Build the Spark development environment under Ubuntu

Source: Internet
Author: User

  • Ubuntu Basic Environment Configuration

      • installation JDK , download jdk-8u45-linux-x64.tar.gz , unzip to /opt/jdk1.8.0_45

    : http://www.oracle.com/technetwork/java/javase/downloads/index.html

      • installation Scala, Download scala-2.11.6.tgz , unzip to /opt/scala-2.11.6

    Address: http://www.scala-lang.org/

      • installation Spark , download spark-1.3.1-bin-hadoop2.6.tgz , unzip to /opt/spark-hadoop

    : http://spark.apache.org/downloads.html,


        • Configuring environment Variables , Edit /etc/profile, execute the following command      

Python@ubuntu: ~$ sudo gedit/etc/profile

The maximum number of files added:

#Seeting JDK JDK Environment Variables

Export java_home=/opt/jdk1.8.0_45

Export JRE_HOME=${JAVA_HOME}/JRE

Export Classpath=.:${java_home}/lib:${jre_home}/lib

Export Path=${java_home}/bin:${jre_home}/bin: $PATH

#Seeting Scala Scala Environment Variables

Export scala_home=/opt/scala-2.11.6

Export Path=${scala_home}/bin: $PATH

#setting Spark Spark environment variables

            export spark_home=/opt/spark-hadoop/

      #PythonPath spark pyspark python environment

          Export Pythonpath=/opt/spark-hadoop/python

      Restart the computer, make /etc/profile Permanent, temporary effective, open command window, execute source/etc/profile Takes effect in the current window

    • Test the installation Results

      • Open a Command window and switch to Spark root directory

      • Execution ./bin/spark-shell, Open Scala to the Spark The Connection window    

There is no error message during startup. scala> , start successfully

      • Execute ./bin/pyspark, open the Python Connection window to Spark

There is no error during startup and the startup succeeds when it appears as shown above.

      • access via browser: The following page appears

Test Spark available .

  • Python Hair Spark Application

      • Front set Pyspark add to Python

      • open spark install directory, python- build py4j, python

      • Open a command-line window, enter Python,python version is 2.7.6 , and note Spark not supported Python 3

      • input Import Pyspark , as shown, to prove the completion of the pre-development work

      • Use Pycharm to create a new item, use the code in the Red box to test:


Build the Spark development environment under Ubuntu

Contact Us

The content source of this page is from Internet, which doesn't represent Alibaba Cloud's opinion; products and services mentioned on that page don't have any relationship with Alibaba Cloud.

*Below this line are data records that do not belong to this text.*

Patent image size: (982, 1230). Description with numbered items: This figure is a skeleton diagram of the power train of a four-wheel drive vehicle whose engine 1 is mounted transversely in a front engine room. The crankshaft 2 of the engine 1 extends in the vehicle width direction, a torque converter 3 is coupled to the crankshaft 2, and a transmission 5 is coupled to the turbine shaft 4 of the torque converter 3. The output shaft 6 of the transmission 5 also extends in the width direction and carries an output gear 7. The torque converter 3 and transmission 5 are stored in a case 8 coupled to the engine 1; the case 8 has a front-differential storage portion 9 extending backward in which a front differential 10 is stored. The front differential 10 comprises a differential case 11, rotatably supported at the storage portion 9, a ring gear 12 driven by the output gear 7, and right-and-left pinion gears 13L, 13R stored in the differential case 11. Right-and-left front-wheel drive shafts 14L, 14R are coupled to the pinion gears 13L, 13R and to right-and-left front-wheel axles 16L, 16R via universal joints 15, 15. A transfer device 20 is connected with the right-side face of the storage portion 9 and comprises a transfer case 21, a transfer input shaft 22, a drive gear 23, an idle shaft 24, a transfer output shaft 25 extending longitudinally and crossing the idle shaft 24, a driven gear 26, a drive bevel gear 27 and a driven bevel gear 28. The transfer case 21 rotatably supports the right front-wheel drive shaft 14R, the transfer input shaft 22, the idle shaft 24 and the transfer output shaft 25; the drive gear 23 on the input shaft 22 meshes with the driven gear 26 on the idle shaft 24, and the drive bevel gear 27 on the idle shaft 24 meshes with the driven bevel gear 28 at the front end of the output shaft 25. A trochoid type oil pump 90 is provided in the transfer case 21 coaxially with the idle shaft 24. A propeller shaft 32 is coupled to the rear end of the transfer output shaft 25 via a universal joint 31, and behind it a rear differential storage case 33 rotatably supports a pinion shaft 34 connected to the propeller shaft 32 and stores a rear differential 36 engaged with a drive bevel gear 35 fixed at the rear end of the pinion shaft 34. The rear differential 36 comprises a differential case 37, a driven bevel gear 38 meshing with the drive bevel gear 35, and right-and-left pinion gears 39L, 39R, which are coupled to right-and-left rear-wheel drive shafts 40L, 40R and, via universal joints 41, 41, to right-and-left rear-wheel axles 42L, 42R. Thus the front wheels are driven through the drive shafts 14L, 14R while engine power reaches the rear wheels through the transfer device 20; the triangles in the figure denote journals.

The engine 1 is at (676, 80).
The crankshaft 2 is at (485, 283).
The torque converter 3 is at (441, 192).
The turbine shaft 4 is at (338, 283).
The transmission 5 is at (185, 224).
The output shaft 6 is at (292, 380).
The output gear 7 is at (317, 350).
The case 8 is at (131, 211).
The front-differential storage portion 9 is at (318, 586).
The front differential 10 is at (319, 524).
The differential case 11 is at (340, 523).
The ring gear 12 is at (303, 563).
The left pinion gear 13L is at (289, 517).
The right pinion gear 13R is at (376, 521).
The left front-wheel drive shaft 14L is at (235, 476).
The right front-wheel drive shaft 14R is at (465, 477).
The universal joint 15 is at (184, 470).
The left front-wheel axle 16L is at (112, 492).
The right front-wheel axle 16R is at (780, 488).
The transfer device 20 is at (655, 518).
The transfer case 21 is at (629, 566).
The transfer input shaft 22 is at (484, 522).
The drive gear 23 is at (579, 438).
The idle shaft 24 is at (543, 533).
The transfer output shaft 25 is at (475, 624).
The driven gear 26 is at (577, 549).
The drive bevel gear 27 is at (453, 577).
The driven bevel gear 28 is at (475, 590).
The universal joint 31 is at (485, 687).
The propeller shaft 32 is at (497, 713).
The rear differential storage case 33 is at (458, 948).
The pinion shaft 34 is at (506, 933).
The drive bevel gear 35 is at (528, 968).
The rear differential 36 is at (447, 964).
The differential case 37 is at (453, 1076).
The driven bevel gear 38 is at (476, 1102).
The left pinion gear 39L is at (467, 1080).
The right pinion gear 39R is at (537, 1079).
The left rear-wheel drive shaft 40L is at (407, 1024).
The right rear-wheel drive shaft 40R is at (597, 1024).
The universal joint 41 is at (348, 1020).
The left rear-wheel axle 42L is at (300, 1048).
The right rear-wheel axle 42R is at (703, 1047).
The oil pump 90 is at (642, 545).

If the content of the page makes you feel confusing, please write us an email, we will handle the problem within 5 days after receiving your email.

If you find any instances of plagiarism from the community, please send an email to: info-contact@alibabacloud.com and provide relevant evidence. A staff member will contact you within 5 working days.

A Free Trial That Lets You Build Big!

Start building with 50+ products and up to 12 months usage for Elastic Compute Service

  • Sales Support

    1 on 1 presale consultation

  • After-Sales Support

    24/7 Technical Support 6 Free Tickets per Quarter Faster Response

  • Alibaba Cloud offers highly flexible support services tailored to meet your exact needs.